Nonetheless, Lindsay's short and mid-term outlook is not very promising, since its domestic irrigation market is very significant.

Expanding internationally
Second, we have a worldwide manufacturer and distributor of agricultural equipment, AGCO (AGCO -0.21%).

The third quarter brought good news for AGCO, with net sales reaching $2.5 billion, up 7.9% year over year. Sales in South America grew 35%, and in Asia Pacific 11%.

Even though the company enjoys good domestic performance, international expansion plays a key role in AGCO's strategy. The company aims to gain share in the Commonwealth of Independent States, China, and Africa, where it sees considerable growth prospects. In fact, last September, AGCO made a joint venture with Russian Machines to target the Russian market.

In addition, it plans to invest in production facilities in China over the next 15 years, and grow its presence in Africa.
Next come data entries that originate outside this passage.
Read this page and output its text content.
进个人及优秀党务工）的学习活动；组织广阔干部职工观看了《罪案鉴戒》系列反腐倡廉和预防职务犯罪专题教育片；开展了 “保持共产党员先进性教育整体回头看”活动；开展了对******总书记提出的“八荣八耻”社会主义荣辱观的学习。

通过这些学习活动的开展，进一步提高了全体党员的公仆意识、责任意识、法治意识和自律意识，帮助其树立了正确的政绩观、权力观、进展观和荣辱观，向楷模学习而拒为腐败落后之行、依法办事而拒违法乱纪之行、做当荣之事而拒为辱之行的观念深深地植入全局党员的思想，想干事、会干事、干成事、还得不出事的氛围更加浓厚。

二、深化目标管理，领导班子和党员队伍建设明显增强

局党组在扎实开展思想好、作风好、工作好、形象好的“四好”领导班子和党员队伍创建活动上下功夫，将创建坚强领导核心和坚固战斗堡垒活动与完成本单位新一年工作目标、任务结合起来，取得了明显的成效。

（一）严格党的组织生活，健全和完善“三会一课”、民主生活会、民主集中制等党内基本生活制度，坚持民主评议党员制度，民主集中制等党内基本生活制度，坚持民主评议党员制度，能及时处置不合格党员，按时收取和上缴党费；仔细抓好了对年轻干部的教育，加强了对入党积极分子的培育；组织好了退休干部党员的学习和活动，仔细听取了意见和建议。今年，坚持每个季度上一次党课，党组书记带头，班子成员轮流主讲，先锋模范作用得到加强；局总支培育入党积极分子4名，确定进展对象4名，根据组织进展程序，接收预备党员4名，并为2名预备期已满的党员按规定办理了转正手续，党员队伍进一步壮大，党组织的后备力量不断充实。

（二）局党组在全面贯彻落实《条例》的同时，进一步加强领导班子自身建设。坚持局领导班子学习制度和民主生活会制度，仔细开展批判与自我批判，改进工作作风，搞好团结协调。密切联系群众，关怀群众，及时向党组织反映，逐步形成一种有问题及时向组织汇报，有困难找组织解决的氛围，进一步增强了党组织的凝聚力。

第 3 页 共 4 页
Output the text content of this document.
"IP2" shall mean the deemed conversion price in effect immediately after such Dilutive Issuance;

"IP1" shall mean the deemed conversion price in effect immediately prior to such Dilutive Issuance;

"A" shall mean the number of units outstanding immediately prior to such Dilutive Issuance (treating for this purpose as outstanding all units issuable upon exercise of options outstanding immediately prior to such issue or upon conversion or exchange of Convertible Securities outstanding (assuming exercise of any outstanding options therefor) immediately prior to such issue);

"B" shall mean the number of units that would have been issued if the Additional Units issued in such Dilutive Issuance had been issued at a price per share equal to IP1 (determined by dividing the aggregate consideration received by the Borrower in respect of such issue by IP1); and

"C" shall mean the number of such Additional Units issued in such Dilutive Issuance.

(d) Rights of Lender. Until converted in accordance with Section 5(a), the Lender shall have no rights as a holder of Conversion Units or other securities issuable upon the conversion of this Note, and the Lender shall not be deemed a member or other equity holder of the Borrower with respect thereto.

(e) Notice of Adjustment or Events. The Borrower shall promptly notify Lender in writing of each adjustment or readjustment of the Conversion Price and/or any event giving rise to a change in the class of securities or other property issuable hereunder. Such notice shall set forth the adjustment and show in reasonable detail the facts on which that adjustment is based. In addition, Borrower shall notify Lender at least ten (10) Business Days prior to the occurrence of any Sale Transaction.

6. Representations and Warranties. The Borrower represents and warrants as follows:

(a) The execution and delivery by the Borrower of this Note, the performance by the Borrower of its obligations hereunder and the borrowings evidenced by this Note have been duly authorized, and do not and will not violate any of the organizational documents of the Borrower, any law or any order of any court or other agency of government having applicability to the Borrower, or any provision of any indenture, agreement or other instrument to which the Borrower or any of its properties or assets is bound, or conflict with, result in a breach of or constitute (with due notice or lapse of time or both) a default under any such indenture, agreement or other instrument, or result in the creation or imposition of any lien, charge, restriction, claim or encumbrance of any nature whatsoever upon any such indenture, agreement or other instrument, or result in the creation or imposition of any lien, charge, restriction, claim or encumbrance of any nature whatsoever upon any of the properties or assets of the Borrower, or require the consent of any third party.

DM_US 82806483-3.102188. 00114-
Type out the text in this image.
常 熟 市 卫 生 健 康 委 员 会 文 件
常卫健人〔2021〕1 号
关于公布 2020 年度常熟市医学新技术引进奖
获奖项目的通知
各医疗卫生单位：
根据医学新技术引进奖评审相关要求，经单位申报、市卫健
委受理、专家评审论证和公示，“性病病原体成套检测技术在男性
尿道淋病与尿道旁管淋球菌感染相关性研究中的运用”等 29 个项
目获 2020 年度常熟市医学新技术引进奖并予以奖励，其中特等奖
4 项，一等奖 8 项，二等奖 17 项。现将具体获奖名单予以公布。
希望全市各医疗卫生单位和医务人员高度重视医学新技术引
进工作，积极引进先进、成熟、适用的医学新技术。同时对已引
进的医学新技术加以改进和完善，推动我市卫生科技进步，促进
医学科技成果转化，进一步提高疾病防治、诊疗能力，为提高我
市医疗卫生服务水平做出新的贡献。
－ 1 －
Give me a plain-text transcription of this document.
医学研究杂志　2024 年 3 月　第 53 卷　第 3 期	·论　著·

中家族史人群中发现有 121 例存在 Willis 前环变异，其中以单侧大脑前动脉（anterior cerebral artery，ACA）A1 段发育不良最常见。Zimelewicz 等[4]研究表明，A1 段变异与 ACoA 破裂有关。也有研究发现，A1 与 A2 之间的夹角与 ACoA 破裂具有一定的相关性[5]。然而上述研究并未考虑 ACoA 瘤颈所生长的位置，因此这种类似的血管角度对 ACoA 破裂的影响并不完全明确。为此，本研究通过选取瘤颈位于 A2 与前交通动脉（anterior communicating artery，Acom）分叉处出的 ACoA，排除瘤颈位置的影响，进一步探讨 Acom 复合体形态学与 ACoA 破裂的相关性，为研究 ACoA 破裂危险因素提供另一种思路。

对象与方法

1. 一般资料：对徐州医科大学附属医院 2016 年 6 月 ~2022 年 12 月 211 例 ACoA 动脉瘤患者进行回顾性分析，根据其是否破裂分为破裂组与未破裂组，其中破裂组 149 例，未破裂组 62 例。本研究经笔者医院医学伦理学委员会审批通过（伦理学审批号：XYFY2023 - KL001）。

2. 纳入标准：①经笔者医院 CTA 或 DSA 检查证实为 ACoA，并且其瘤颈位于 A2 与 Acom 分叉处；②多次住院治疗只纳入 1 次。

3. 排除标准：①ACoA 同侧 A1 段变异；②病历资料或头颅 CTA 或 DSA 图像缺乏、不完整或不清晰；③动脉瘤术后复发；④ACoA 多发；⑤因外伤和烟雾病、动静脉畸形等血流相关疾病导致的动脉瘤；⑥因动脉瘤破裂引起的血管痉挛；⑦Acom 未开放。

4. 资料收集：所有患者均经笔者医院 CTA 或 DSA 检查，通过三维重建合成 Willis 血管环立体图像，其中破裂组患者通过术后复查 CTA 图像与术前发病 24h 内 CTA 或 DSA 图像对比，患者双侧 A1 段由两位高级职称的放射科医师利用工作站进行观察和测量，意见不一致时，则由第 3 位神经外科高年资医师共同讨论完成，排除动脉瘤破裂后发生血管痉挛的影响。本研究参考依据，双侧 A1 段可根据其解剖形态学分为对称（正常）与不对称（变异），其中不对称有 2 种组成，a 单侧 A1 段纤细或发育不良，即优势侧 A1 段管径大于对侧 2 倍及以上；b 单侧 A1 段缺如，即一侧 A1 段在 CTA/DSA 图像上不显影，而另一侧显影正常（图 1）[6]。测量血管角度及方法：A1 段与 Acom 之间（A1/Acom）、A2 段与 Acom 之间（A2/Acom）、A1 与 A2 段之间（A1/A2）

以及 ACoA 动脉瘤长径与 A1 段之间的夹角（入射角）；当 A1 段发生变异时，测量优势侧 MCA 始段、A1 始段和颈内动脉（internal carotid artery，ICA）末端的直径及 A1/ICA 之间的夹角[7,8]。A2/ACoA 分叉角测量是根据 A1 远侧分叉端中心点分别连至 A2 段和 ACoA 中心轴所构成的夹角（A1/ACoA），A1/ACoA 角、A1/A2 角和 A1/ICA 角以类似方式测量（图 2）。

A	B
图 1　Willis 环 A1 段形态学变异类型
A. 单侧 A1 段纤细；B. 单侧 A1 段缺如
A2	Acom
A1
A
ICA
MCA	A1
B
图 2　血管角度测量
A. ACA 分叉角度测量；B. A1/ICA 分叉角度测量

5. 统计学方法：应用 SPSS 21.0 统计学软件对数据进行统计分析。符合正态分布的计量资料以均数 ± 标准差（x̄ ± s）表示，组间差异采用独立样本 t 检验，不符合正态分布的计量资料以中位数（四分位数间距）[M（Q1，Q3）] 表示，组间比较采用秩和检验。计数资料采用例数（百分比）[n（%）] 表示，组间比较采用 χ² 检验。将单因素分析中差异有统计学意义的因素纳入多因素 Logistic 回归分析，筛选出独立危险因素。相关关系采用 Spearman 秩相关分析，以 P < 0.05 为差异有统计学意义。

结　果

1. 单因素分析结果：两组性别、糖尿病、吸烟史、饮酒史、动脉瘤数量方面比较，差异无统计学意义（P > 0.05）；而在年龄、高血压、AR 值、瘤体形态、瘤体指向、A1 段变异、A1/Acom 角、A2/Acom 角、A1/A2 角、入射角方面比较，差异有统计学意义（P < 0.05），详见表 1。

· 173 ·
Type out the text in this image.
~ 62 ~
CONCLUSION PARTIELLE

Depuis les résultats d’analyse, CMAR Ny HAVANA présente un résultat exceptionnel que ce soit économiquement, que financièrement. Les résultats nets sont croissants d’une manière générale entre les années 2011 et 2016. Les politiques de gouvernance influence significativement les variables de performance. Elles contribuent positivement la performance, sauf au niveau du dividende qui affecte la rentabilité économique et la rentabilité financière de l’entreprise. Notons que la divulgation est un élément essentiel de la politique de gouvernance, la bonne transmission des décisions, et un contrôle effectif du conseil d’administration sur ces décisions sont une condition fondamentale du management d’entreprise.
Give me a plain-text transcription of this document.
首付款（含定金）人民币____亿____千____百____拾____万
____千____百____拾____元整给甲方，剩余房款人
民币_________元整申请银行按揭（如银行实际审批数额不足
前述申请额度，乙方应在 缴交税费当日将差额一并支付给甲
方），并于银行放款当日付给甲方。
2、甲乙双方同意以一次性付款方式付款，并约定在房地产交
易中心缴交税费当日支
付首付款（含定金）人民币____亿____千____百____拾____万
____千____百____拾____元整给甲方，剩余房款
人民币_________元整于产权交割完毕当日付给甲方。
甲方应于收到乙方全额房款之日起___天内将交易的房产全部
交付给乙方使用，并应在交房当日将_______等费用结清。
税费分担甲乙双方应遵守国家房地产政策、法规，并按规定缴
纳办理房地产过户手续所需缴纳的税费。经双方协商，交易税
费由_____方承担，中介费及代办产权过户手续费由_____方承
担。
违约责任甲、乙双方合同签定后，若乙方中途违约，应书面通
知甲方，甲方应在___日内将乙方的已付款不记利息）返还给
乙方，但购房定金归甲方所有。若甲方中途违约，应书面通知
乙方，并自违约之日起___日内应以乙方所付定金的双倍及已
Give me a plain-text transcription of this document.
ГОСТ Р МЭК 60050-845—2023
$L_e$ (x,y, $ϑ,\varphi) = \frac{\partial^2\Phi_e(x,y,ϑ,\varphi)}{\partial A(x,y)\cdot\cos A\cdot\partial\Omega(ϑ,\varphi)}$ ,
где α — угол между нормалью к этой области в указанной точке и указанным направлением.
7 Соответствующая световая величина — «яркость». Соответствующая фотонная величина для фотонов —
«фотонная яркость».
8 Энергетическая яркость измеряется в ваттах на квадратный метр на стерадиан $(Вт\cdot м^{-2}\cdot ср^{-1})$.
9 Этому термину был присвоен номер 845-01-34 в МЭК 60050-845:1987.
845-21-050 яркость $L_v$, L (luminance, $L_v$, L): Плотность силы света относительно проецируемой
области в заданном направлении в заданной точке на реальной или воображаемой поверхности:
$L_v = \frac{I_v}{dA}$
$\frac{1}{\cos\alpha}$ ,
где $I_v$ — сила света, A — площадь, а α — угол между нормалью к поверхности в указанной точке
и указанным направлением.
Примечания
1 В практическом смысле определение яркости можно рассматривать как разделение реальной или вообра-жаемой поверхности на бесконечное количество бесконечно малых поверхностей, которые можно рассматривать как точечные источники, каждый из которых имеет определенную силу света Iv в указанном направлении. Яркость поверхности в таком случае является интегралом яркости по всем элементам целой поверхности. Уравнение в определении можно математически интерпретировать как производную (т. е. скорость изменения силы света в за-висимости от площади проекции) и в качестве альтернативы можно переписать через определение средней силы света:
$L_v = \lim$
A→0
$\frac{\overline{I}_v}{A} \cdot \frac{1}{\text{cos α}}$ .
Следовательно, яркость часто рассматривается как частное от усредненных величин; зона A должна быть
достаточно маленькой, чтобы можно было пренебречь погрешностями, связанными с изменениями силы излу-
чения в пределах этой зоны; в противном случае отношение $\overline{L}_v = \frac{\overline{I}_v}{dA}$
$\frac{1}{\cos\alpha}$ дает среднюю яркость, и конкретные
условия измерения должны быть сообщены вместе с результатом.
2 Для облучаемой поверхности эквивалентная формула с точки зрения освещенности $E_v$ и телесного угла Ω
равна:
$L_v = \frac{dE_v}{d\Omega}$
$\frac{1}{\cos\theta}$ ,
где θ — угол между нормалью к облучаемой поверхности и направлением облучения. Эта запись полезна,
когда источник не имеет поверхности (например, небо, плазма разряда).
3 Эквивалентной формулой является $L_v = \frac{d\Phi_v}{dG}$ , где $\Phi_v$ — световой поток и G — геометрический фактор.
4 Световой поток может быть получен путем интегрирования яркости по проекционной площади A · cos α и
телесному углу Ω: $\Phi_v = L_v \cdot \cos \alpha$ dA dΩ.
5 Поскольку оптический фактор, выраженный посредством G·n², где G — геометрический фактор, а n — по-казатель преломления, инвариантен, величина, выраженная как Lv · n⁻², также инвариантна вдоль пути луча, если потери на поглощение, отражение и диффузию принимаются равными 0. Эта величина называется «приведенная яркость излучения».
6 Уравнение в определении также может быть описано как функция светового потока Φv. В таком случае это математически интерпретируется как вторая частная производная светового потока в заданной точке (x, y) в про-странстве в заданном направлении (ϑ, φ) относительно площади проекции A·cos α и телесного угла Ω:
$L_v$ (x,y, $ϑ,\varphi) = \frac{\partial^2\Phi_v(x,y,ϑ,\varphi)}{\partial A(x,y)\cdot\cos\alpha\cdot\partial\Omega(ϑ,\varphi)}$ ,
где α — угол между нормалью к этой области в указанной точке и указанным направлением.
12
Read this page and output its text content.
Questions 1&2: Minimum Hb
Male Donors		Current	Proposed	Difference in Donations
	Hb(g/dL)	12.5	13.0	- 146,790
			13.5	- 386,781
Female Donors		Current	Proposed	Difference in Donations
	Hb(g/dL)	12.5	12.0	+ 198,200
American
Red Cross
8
The latter continent presents tremendous growth potential for the agricultural equipment sector, especially considering its small- and medium-scale farmers in need of mechanization.

New businesses
Finally, we have well-known manufacturer Deere & Company (DE -0.27%)

Weak results are coming from Deere. Although earnings per share grew 21% in the fourth quarter, quarterly sales decreased 3%. Unfortunately, Deere expects equipment sales to drop about 2% for its first quarter on annual terms. Not a very promising outlook.

However, the company should benefit from investment and recovery in the Brazilian construction sector. In fact, Deere expects worldwide sales of construction and forestry equipment to grow 10% in 2014, which is good for a division that account for about 16% of revenues. General economic growth and higher housing starts in the U.S. are solid drivers for this sector, and Deere is in place to profit from it.

Regarding agriculture, Deere completed the purchase of Bauer Built Manufacturing in September to serve large farms in key markets globally. Now, the company will be in position to make the largest planter in the industry, 120-feet in width. This highly productive machinery, which will be produced in Brazil, should find growing demand in the country and Argentina.

Bottom line
The fact that North America will probably show very good or even record crops is giving the idea that a bigger supply of grain could generate a drop in commodity prices. Corn dropped about 40% in 2013, so with increasing supply, we might not see prices going up. Even though farming income will be good, ultimately, future grain prices is what drives investments in agricultural equipment.

Comparisons with record sales levels make Lindsay's indicators look weak. Plus, since irrigation sales levels for the remainder of the fiscal year remain uncertain, the company could not be the best stock to hold for now.

Unfortunately for Deere, it is hard to foresee that a great performance of the construction and forestry division could offset a decrease in sales coming from the agricultural division, which accounts for 77% of revenues.

AGCO is in better position to profit from better crops and farmer income. Its increasing international position will also mitigate seasonal fluctuations and increase profits. Right now, it looks like the best stock to scrutinize if you want to start a position in this industry.